Segundo jurisprudência constante, a organização da justiça nos Estados-Membros, incluindo o estabelecimento, a composição, as competências e o funcionamento dos órgãos jurisdicionais nacionais, é da competência dos Estados-Membros. No entanto, no exercício desta competência os Estados-Membros estão vinculados a respeitar as obrigações que para eles decorrem do direito da União ( 13 ).

27.

Além disso, como resulta do artigo 4.o, n.o 2, TUE, a União respeita a identidade nacional dos Estados-Membros, inerente às suas estruturas — políticas e constitucionais — fundamentais, o que implica que estes Estados dispõem de uma ampla margem de apreciação no modo como organizam o seu sistema judicial ( 14 ).

28.

Acresce que, por força do princípio da autonomia processual, na falta de uma harmonização dos procedimentos nacionais, cabe à ordem jurídica interna de cada Estado-Membro designar os órgãos jurisdicionais competentes e definir as modalidades processuais das ações judiciais destinadas a garantir a salvaguarda dos direitos individuais derivados da ordem jurídica da União ( 15 ). Tal aplica-se, no entanto, desde que as regras nacionais não sejam menos favoráveis do que as que regulam situações semelhantes submetidas ao direito interno (princípio da equivalência) e não tornem impossível, na prática, ou excessivamente difícil o exercício dos direitos conferidos pelo direito da União (princípio da efetividade) ( 16 ).

29.

Por último, mas não menos importante, acrescento que o Tribunal de Justiça precisou que os Tratados da União não pretenderam criar perante os órgãos jurisdicionais nacionais, para proteger o direito da União, vias de recurso diferentes das estabelecidas pelo direito nacional. Só não será assim se resultar da sistemática da ordem jurídica nacional em causa que não existe nenhuma outra via de recurso que permita, ainda que a título incidental, assegurar o respeito dos direitos conferidos aos litigantes pelo direito da União ( 17 ). Assim, incumbe geralmente aos órgãos jurisdicionais nacionais interpretar as modalidades processuais aplicáveis às ações neles intentadas a fim de lhes permitir, na medida possível, assegurar o respeito do direito da União ( 18 ).

30.

Com base no que precede, concordo com os governos que sublinham a amplitude da margem de apreciação de que dispõem os Estados-Membros nesta matéria. Com efeito, cabe a cada Estado-Membro decidir se há que estabelecer um mecanismo de filtragem e, se for caso disso, escolher o modelo adequado, as condições de aplicação e as regras processuais específicas.

31.

Todavia, como resulta claramente da jurisprudência acima referida, não deixa de ser verdade que, no exercício da sua competência na matéria, os Estados-Membros continuam a estar obrigados a respeitar o direito da União. Na secção seguinte das presentes conclusões, explicarei por que razão os argumentos relativos à compatibilidade, por si só, com o direito da União, de mecanismos de filtragem como o que está em causa não me convencem.
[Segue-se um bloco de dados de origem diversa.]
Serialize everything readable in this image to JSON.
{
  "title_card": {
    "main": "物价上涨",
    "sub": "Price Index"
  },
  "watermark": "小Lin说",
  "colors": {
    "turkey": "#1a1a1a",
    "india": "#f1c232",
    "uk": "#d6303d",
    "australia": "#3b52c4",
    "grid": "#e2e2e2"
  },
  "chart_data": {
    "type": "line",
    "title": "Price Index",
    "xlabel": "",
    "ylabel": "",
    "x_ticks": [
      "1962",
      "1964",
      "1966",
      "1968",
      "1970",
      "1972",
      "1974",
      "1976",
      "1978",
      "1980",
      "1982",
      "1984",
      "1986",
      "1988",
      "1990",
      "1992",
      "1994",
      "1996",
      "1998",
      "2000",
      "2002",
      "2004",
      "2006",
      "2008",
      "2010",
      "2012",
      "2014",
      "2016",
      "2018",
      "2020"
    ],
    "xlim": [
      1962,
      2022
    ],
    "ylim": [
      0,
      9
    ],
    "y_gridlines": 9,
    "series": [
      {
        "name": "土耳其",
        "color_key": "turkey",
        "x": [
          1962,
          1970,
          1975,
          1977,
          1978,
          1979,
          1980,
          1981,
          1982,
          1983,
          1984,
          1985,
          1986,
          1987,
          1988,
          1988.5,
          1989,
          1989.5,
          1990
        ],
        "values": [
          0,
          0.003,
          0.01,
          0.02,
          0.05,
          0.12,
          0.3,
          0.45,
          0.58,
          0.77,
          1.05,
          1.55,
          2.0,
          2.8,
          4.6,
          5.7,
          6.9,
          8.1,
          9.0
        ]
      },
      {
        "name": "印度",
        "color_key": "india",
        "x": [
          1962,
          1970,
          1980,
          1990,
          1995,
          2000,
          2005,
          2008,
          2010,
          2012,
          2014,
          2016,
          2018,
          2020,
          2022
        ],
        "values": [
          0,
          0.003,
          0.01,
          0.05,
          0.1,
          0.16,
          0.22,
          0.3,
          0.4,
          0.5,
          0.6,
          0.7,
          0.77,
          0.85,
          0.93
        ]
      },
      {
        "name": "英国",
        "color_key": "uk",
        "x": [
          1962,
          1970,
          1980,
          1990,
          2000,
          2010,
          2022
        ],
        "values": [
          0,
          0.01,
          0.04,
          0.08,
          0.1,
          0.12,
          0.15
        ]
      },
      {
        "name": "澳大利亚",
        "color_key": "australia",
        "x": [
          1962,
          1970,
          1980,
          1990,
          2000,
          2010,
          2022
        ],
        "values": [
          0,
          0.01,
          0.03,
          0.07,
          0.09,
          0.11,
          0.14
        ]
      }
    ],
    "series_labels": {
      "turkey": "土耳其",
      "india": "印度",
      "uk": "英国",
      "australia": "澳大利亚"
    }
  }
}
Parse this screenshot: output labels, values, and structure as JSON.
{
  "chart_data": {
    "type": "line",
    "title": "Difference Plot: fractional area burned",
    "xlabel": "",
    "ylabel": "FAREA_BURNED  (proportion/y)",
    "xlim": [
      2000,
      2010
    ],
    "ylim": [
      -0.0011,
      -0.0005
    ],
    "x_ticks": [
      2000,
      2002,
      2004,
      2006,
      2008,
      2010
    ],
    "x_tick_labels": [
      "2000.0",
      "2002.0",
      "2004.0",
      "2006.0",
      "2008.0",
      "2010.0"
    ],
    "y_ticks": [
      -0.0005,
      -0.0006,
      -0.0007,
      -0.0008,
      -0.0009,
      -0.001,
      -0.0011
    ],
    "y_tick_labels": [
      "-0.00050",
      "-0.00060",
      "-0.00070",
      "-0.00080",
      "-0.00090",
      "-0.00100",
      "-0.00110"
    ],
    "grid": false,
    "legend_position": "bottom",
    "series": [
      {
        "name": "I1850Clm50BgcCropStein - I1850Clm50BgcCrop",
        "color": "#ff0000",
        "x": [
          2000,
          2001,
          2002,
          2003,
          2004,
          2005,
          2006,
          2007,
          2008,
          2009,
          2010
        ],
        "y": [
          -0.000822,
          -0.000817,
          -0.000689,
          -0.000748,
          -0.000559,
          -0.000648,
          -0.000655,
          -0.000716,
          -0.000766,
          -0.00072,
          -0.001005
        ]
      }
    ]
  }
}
2. Mecanismos de filtragem: margem de apreciação «pela porta das traseiras»?

32.

Conforme acima explicado, alguns governos sustentam, em resumo, que os mecanismos de filtragem são compatíveis com o direito da União, desde que sejam respeitados os requisitos da equivalência e da efetividade. No entanto, colocam especial ênfase no requisito da equivalência: desde que as questões de direito nacional e do direito da União sejam tratadas de forma equivalente, deve considerar-se que um mecanismo de filtragem é, em princípio, compatível com o artigo 267.o, terceiro parágrafo, TFUE.

33.

O ponto de partida do raciocínio está, em termos gerais, correto: tal como nas outras matérias do processo judicial nacional, o princípio da autonomia processual é, em princípio, o ponto de partida fundamental. Também não existe nenhum elemento dos autos que permita pôr em dúvida o facto, veementemente sublinhado pelo Governo Esloveno, de que, na sua ordem jurídica interna, o princípio da equivalência é respeitado ( 19 ). Entendo que, quando aplica os critérios relativos à autorização de recursos enunciados no direito nacional, o Vrhovno sodišče (Supremo Tribunal) deve tratar da mesma maneira as questões de direito nacional e de direito da União.

34.

Ora, é absolutamente claro que o que precede é necessário, mas não suficiente, para efeitos da presente análise. Na minha opinião, estes governos erram quando praticamente não dão nenhuma atenção à exigência de efetividade, que reveste, pelo contrário, uma importância crucial no presente contexto em dois aspetos: i) enquanto efeito útil da disposição e ii) enquanto proteção adequada dos direitos dos particulares envolvidos no litígio. São vários os elementos que me levam a este entendimento: tal interpretação é contrária à obrigação estabelecida na disposição (a), é incoerente com a jurisprudência assente do Acórdão CILFIT (b e c) e, mais genericamente, ignora a natureza e a finalidade do processo prejudicial (d). Examiná-los-emos sucessivamente.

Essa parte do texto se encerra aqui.